Marjorie Viola O’Connell Jackson’s money came from her husband Chester Jackson, a businessman and shrewd investor who amassed a fortune before his death in 1970.
Chester Jackson’s father, Lafayette Andrew Jackson, founded the Standard Grocery chain that grew to include more than 250 stores in Indianapolis and other cities around the state. Chester Jackson became the company’s president in 1931 after his father was shot and killed during a robbery of the chain’s flagship store in the 400 block of East Washington Street.
Jackson sold the chain in 1947 to the National Tea Co., according to the book “Notorious 92: Indiana’s Most Heinous Murders in All 92 Counties” by Andrew E. Stoner. The account says the sale “allowed (Jackson) to buy $14 million in coal stocks, $5 million in municipal bonds, $1 million in cash and Treasury bills, and other investments.”
“In all,” Stoner wrote, “the Jackson estate was worth more than $25 million.”
Hidden Cash
When Chester Jackson died in 1970, Marjorie Jackson inherited an estimated $14 million, depositing most of the money in the Indiana National Bank.
What few knew at the time was that Chester Jackson, who didn’t like the IRS, had for years stashed cash at the couple’s home.
By some accounts, it may have been more than $2 million — but that was only a pittance compared to what was to come.
Marjorie Jackson, who was 60 when her husband died, continued to live at the couple’s home. But as the years went by, she became more reclusive and allowed the property to grow up in tall grass and weeds.
In 1976, after a bank employee embezzled $700,000, Jackson began withdrawing her savings. She would show up at the bank and demand $500,0000 to $1 million at a time, taking the stacks of $100 bills home in a suitcase or grocery bags.
Over the course of about four months, Jackson withdrew everything she had in the bank. The total was nearly $8 million.
Over the course of about four months, Jackson withdrew everything she had in the bank. The total was nearly $8 million.
She hid the money all around her home — in closets, toolboxes, garbage cans and vacuum cleaner bags.
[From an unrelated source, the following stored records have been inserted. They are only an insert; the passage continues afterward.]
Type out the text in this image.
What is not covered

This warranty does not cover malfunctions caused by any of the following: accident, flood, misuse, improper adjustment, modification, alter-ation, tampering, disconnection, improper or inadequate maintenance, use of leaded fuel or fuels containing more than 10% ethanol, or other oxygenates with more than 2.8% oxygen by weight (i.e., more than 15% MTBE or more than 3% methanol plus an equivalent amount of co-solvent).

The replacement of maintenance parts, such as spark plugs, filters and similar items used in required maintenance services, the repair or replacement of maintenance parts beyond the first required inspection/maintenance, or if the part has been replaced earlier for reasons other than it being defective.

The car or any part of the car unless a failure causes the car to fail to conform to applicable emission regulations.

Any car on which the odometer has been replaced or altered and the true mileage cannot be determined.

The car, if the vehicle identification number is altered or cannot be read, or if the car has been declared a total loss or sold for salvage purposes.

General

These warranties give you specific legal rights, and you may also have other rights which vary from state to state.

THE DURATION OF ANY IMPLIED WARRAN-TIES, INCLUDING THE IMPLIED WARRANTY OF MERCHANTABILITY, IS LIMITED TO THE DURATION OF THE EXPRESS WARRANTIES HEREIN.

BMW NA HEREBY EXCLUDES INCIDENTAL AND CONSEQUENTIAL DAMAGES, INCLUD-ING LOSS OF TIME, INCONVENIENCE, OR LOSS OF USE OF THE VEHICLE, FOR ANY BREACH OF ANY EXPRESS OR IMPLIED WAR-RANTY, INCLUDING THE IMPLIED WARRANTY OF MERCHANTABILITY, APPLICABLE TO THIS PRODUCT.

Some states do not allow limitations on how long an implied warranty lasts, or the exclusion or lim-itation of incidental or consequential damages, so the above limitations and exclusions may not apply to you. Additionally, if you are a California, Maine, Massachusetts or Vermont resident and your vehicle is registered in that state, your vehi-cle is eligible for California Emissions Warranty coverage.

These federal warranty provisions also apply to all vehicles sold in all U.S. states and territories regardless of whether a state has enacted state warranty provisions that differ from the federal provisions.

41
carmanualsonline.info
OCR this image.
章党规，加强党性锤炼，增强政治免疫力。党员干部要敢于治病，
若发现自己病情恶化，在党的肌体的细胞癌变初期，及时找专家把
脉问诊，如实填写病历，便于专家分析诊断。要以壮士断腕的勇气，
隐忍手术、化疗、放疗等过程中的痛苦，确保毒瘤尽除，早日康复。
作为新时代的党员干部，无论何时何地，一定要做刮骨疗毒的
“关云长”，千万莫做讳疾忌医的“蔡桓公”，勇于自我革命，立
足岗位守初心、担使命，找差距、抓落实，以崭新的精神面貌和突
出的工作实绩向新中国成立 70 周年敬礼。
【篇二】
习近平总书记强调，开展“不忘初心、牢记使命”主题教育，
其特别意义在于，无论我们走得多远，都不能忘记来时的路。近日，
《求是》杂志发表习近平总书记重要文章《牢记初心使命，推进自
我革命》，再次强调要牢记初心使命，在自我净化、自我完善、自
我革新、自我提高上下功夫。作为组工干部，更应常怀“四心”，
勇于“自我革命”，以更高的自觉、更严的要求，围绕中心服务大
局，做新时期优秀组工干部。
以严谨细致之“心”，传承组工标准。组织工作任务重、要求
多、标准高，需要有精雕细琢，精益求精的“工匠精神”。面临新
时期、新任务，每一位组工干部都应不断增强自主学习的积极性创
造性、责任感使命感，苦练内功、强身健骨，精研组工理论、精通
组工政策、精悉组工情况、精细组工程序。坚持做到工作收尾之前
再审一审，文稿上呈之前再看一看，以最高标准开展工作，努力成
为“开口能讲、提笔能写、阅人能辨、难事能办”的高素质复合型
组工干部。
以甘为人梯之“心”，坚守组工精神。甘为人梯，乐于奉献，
The money was interspersed with an odd collection of gifts, from wash cloths to cakes to expensive jewelry, scattered around the house. The neatly wrapped packages had tags that read: “To Jesus Christ from Marjorie Jackson” and “To God from Marjorie.”
Robbery and Murder
Several months before she was murdered, two teens burglarized Jackson’s home. They got away with about $800,000, but she refused to prosecute them — even after one of the thieves confessed to a grand jury.The curious case of the robbery and killing of Jackson began to unfold on May 2, 1977, when an unlikely duo — Howard “Billy Joe” Willard, 38, Mooresville, and Manuel Lee Robinson, 29, Indianapolis — broke into Jackson’s home. The pair left with about $1 million in cash.
Emboldened by the ease of the first burglary — and the lure of the horde of cash they had left behind — the pair returned to Jackson’s home two days later. This time, they were confronted by the widow, and Willard shot her in the stomach with a .22 rifle.
The burglars tried to set the home on fire, but the small blazed smoldered for hours before it was discovered and firefighters were called. Jackson’s body was discovered after the fire was extinguished.
And despite Willard and Robinson making a return trip to the home, hauling out bags of cash — mostly $100 bills — police found they had left millions behind.
Millions of dollars of cash are missing!
Nearly 40 years have passed since millionaire recluse Marjorie Jackson was murdered during a robbery of her home in the 6400 block of Spring Mill Road.
After all that time, questions still linger about the fate of some of the $3 million or more the killers got away with back in 1977 — loot that was part of an unbelievable cache Jackson kept hidden around her home after withdrawing about $8.6 million from the bank in the months before her murder.
“We’ve always thought there was at least $1.6 million that was never accounted for,” said retired Indianapolis police captain Steve Koers, a nephew of Jackson and co-executor of her estate.
“There could be a lot more than that out there. You just don’t know. But the $1.6 million, we know, because of the serial numbers and the amounts she withdrew from the bank.”